Apparently, there are people on Steemit who like me love abandoned places! Steemian @customnature called into life the 'Abandoned Shit Weekly Contest', I missed week 1, but am happy to have stumbled upon the week 2 call for entries. The theme for this week: Homes!
Doel, Belgium, an abandoned city
Quite a short drive from my home (Rotterdam, the Netherlands) lies Doel, a city in Belgium that's literally existing under the smoke of a nuclear reactor. Although this doesn't sound like an ideal place to live anyway, people have lived here for ages and made their homes here.
When the government decided this city should be closed down and cleaned up (in order to be able to expand the Antwerp harbor) the people of Doel didn't want to give up their homes. Because of regulations, they were in their right to keep living in their homes as long as they wanted. The government therefore wasn't able to force people to move, but they could make it so that people would be less inclined to stay. That's why the government would shut down every house, piece by piece, once a person or family moved out.
So what was left in the end? A city with closed down houses, no shops, no stores, and just a few people still occupying their once dream house.
People could still choose to live here, but it would get less rewarding to keep doing so.
A ghost city
This is why Doel became a ghost city. A dream for a photographer and other artists, a nightmare for the people still living there. But I had heard enough about the place to have it on my photography wish list. So I went, on a very cold winters day, to Doel, to see what I could still capture of its soul and current state.
[Do you see the WHALE painted on the side of this house? Didn't mean much to me then... Now the word has meaning!]
As you can see, a lot of houses were painted by graffiti artists. I've really enjoyed finding the best pieces and taking pictures of them! That's the value of photography, even after this city is destroyed I have made some of the work that was done immortal :-)
[Especially love that bird!]
Entering homes
After roaming the streets for a while it was time to enter some homes. Even though most houses were clearly abandoned it still felt like 'breaking and entering'! Houses normally are such protected and personal spaces I really felt weird going through an open front door and seeing the left-overs of what was once a home.
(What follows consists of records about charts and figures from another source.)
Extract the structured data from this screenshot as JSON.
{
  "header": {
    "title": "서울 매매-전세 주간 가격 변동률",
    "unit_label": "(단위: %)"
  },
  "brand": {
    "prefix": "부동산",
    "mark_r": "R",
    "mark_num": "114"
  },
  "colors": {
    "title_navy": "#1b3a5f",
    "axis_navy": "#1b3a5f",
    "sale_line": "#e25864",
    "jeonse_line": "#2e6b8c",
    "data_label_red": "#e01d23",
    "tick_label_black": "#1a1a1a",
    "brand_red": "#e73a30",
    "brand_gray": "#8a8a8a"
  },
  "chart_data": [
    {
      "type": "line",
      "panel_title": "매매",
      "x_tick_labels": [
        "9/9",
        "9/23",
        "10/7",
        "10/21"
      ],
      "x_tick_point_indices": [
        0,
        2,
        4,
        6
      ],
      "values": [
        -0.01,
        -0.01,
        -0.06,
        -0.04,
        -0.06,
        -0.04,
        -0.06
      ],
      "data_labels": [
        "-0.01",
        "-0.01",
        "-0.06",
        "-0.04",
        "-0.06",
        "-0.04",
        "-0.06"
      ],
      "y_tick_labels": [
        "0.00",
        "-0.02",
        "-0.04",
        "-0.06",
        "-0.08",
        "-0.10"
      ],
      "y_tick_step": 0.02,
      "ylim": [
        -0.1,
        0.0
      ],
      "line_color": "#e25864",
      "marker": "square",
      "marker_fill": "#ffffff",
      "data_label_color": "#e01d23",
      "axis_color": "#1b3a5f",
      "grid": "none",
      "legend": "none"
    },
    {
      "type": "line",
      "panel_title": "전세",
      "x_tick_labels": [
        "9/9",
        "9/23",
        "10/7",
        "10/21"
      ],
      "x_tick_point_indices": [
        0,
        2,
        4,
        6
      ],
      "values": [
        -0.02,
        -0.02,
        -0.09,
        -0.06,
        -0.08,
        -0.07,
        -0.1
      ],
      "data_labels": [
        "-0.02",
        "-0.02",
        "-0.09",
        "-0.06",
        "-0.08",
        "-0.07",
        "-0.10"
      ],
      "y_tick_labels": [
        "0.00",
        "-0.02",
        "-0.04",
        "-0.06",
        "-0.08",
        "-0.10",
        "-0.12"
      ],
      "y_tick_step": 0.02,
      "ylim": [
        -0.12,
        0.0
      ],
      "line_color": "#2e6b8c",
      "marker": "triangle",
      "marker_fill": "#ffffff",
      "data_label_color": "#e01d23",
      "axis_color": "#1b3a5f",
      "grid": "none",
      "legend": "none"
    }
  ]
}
Some houses were still clearly inhabited and were decorated with papers saying 'I still live here, please respect my privacy'!
[Of course, broken glass doesn't look inviting!]
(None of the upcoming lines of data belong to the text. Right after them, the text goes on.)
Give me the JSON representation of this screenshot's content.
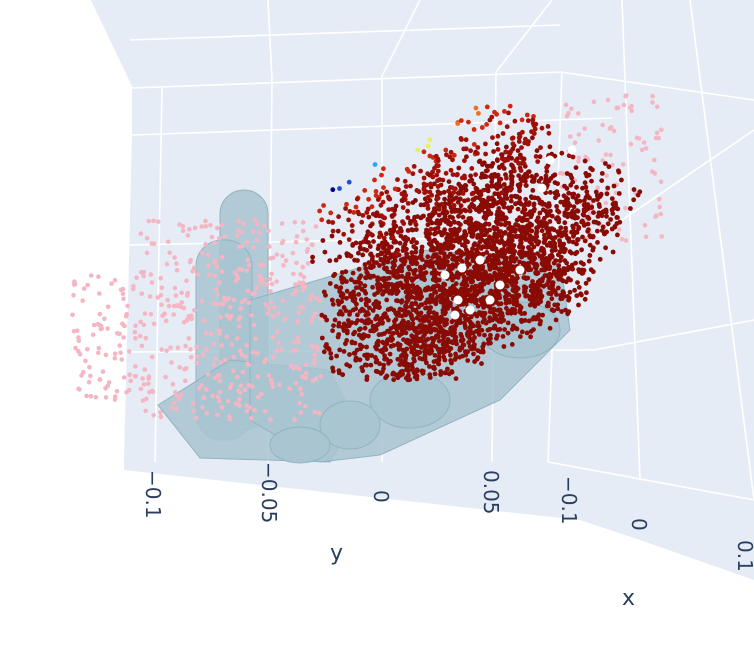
{
  "chart_data": {
    "type": "scatter3d",
    "background_color": "#e5ecf6",
    "grid_color": "#ffffff",
    "colorscale": [
      "#00008b",
      "#1e4fd8",
      "#2ea8e8",
      "#7ee0c8",
      "#e8f060",
      "#ffc040",
      "#f07020",
      "#d02810",
      "#a01008",
      "#8a0a04"
    ],
    "series": [
      {
        "color": "#f4b6c2"
      },
      {
        "color": "#a8c4d0"
      },
      {
        "color": "#8a0a04"
      },
      {
        "color": "#ffffff"
      }
    ],
    "axes": {
      "y": {
        "title": "y",
        "ticks": [
          "−0.1",
          "−0.05",
          "0",
          "0.05"
        ]
      },
      "x": {
        "title": "x",
        "ticks": [
          "−0.1",
          "0",
          "0.1"
        ]
      }
    }
  }
}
Once you're inside the house the real treasure seeking begins. Empty rooms, painted walls, dusty couches, stained and ripped of wallpaper... Sometimes I was confused by what was left by the previous homeowners and what was added or rearranged by other visitors and artists. But that's also what's fun about visiting an abandoned place: what part of it is still real? What part of it isn't?
[What do you think, was the text 'I watched porn here' left by the previous inhabitant or did an artist want to create a joke in this room?]
[Empty bottles everywhere. Maybe some people have lived here temporarily as well after the house was left. Why not? This would have been a free 'roof over your head' for a while!]
[I loved this left couch, the 'ALONE' text, the light coming through the window and creating shadows on the wall. Would this house have felt less depressed when it was still filled with people? Or is the moody feeling in this picture what this home always felt like?]
Start and end
I want to close this entry to the 'Abandoned Shit Contest' with a picture of a radio I found in one of the houses. When I look at this picture now I think about times I've had to move. The house you just bought or rented is still empty, you are going to start somewhere and make it a home. The first things you bring to the house are coffee, tea, cookies, some light bulbs and... a radio. Since music makes working bearable :-)
If you look at this picture of the radio it's clearly covered in white paint. The start of creating almost all homes is painting, and white is probably the most used color for that.
So in essence, this picture is a symbol of the beginning and end of creating a 'Home'. Maybe this radio was once splashed in paint when people moved in this house. Now it's left, without an owner, waiting for a bulldozer to demolish the walls and roofs. A relique of home.